There are today efforts to reinstate the office of the Caliph, but this is probably a pipe-dream. No sovereign nation state will cede power to such a person. Also, the ethnic divisions among Muslims are extraordinarily strong and it is hard to see Nigerians and Albanians, Arabs and Persians, Sunnis and Shi’as agreeing on one person to hold the office. This is the case even for a solely Sunni Caliphate. But it is what it is: the official Islamic form of government and rule according to the sharii’a.
Democracy is, on the other hand, profoundly un-Islamic. The concept of conferring equal decision-making power on men and women, on rich and poor, on pious and wicked—it sounds as bizarre to many Muslims today as it did to Christians in the middle ages. In some ways democracy is in fact anti-Islamic, for Islam seeks to locate all power and authority in the hands of one person who represents the one god, just as Allah is unitarian in his person, so authority is unitarian in nature and is entrusted to one person. Moreover, the democratic impetus to divide power is related to the Christian concept that all humans have a nature corrupted by sin, thus making no one person capable of the unbearable load of absolute power. Compare this to Islam wherein Allah may, as he pleases, grant a person immunity to sin (as he has with the prophets), and wherein sin is understood as a lapse occasioned (probably) by ignorance.
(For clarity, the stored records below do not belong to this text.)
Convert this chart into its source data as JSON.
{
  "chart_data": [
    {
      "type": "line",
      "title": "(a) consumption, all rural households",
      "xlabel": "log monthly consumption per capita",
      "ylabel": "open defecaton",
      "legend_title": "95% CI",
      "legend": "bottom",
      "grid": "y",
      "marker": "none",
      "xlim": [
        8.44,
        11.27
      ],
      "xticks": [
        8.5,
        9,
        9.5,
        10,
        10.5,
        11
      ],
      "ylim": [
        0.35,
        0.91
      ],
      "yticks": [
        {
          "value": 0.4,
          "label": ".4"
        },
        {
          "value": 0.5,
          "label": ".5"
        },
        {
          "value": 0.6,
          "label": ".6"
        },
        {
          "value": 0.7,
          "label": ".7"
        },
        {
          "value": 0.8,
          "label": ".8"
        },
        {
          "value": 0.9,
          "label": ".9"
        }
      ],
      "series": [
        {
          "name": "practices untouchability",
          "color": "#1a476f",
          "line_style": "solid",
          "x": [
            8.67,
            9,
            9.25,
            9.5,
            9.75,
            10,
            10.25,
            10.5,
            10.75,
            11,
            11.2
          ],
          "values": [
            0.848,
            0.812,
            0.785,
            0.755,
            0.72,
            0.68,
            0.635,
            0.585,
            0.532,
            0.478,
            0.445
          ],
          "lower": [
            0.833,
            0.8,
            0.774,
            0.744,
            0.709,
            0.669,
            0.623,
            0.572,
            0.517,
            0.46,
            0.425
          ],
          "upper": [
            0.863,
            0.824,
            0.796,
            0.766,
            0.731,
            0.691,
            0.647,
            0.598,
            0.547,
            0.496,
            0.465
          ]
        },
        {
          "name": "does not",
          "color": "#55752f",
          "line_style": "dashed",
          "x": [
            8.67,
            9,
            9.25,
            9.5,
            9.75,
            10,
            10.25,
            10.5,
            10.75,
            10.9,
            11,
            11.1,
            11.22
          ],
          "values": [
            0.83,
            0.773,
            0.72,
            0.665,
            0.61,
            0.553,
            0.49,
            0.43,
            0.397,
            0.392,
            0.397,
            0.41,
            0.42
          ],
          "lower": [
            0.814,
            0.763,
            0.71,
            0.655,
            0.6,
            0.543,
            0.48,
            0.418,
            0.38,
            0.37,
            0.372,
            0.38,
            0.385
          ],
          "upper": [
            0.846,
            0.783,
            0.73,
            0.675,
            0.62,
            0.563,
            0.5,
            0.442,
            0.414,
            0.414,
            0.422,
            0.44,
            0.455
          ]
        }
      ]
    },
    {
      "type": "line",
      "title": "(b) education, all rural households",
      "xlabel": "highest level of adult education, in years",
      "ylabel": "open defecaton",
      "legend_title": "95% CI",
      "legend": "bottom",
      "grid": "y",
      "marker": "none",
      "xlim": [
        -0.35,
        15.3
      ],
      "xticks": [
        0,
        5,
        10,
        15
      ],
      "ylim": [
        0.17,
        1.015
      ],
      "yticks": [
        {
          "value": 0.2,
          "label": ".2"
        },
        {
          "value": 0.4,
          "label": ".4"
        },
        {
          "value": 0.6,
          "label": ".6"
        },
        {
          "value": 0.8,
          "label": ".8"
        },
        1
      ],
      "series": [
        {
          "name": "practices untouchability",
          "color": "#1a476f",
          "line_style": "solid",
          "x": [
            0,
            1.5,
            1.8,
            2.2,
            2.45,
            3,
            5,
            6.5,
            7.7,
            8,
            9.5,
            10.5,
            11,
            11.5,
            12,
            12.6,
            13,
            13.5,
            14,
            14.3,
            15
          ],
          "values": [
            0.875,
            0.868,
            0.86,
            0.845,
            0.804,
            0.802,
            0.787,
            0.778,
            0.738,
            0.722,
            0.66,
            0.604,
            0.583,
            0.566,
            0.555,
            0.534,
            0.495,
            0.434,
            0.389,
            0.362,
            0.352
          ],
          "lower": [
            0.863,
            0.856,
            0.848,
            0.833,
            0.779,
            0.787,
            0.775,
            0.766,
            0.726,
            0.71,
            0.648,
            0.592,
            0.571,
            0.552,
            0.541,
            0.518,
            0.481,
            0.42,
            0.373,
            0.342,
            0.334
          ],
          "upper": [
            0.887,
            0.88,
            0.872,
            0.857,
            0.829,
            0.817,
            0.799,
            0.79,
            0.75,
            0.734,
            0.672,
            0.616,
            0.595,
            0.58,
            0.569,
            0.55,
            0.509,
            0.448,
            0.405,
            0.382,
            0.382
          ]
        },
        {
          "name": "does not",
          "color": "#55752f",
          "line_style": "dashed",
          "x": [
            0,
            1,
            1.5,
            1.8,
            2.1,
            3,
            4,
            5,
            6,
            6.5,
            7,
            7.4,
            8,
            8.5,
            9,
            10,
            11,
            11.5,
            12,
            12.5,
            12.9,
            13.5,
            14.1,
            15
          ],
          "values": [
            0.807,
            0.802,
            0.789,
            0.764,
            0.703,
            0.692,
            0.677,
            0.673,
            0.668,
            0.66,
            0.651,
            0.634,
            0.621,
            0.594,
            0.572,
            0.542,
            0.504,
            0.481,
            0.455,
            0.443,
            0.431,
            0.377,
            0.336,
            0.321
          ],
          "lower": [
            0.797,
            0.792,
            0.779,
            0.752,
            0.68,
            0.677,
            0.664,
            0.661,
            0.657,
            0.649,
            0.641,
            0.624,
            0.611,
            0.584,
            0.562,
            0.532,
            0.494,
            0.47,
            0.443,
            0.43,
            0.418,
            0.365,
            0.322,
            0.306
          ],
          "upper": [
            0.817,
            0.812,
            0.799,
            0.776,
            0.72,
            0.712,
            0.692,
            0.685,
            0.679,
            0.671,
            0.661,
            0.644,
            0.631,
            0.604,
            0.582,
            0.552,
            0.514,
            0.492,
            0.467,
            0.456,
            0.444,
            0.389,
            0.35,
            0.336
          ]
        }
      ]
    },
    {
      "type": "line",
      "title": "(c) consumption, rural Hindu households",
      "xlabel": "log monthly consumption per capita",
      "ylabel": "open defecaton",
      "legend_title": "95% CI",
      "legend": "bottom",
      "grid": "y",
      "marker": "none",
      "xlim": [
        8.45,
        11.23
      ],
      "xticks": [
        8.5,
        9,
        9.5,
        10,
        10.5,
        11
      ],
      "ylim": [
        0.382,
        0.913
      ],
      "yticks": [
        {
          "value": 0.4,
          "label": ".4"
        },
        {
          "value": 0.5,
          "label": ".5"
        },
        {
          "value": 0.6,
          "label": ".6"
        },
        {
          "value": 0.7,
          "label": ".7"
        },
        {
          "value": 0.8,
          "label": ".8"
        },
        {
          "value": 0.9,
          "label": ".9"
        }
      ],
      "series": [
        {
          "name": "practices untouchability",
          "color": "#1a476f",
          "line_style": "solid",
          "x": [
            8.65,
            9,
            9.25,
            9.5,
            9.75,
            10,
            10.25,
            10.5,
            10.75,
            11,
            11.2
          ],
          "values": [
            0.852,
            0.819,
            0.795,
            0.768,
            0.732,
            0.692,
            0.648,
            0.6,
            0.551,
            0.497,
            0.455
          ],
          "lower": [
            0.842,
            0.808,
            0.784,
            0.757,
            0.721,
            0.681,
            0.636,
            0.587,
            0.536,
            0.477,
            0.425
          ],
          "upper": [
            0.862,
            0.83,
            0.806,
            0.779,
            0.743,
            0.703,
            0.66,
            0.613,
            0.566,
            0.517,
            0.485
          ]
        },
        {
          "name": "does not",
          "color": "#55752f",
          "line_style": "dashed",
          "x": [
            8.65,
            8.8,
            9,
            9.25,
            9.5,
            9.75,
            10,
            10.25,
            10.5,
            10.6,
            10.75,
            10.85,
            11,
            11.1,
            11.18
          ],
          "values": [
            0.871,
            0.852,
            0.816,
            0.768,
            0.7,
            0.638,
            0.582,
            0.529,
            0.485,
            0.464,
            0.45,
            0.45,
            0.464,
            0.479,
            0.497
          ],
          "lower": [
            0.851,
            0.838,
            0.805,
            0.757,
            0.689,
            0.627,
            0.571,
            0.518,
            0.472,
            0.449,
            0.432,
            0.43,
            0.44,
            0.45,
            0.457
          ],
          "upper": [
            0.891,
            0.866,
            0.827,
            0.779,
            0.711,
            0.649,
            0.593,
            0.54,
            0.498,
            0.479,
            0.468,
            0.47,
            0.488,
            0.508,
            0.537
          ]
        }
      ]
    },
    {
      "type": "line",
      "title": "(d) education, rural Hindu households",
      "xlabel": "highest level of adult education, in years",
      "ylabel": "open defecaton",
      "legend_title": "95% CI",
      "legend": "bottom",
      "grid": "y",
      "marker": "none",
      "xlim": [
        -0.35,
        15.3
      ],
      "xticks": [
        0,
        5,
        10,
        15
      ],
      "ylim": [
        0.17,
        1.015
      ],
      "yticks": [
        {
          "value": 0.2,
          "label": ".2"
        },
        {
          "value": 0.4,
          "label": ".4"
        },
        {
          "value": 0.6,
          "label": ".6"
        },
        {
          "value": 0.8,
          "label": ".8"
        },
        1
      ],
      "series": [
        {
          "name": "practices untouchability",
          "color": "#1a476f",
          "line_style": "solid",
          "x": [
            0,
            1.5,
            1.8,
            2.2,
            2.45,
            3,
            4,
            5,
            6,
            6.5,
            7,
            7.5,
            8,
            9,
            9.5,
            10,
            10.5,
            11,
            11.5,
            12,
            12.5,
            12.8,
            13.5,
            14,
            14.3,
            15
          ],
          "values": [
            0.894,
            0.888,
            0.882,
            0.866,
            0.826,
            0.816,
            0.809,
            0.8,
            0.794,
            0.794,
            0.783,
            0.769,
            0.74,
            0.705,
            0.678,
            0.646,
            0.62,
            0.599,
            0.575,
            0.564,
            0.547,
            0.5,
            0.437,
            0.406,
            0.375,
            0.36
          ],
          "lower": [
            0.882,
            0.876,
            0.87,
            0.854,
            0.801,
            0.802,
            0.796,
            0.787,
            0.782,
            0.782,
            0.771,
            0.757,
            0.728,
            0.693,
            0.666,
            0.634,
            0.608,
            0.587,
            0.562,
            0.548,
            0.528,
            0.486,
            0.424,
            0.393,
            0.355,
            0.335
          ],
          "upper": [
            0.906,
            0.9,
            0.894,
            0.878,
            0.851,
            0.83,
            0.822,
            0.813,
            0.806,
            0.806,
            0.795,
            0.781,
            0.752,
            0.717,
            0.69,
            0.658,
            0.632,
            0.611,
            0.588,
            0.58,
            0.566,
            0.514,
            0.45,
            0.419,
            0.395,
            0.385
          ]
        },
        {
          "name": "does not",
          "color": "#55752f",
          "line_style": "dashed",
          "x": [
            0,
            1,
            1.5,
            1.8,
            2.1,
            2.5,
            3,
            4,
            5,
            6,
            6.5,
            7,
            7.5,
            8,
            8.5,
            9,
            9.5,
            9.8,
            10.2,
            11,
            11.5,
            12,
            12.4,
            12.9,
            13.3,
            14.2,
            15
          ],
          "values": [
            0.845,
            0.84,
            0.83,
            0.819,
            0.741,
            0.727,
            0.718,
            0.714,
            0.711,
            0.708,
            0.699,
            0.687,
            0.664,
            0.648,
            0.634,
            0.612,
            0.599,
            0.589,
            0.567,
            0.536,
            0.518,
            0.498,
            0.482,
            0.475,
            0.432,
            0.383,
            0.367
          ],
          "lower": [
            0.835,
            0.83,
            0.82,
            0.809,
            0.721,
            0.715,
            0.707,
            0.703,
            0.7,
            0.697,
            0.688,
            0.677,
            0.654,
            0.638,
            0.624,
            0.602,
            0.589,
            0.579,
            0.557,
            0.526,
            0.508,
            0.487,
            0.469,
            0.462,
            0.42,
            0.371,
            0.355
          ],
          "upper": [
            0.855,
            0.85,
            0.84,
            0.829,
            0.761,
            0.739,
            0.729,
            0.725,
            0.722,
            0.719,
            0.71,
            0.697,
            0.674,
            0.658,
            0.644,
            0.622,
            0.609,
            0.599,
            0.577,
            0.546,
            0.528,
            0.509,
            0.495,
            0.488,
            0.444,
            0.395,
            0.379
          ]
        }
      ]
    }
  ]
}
If democracy were to succeed in the Arab Muslim world (something which I think over the long term is unlikely) it would entail a very strong suppression of the traditional Islamic voices who know very well that Islam and democracy have nothing in common. People mention countries like Malaysia and Turkey as examples that Islam and democracy can go hand in hand, but the coming decades will prove them wrong, if recent events are any indicator.
2 comments:
as salamu alaikum
as to your last comment re Democracy in Muslim countries would hurt the people - well, so do the current dictatorships!
I'm not saying "democracy" is the answer, but the current dictatorships are not, either.
And just a reminder: Even the U.S.A. was not set up as a "Democracy" wherein the majority force their views & opinions on the minority.
The U.S.A. was specifically set up as a Republic to avoid such violations of freedom & liberty.
Wa 3aeykum as salam, anonymous.
Thank you for the good insights. My point is that democracy in some very important ways contradicts Islam, not that Western civilization has to be just and fair. But that democracy CAN grow in the West, whereas in the soil of Islamic culture, it would harm Islamic identity.
Of course, less Islamic identity could actually be good for the people.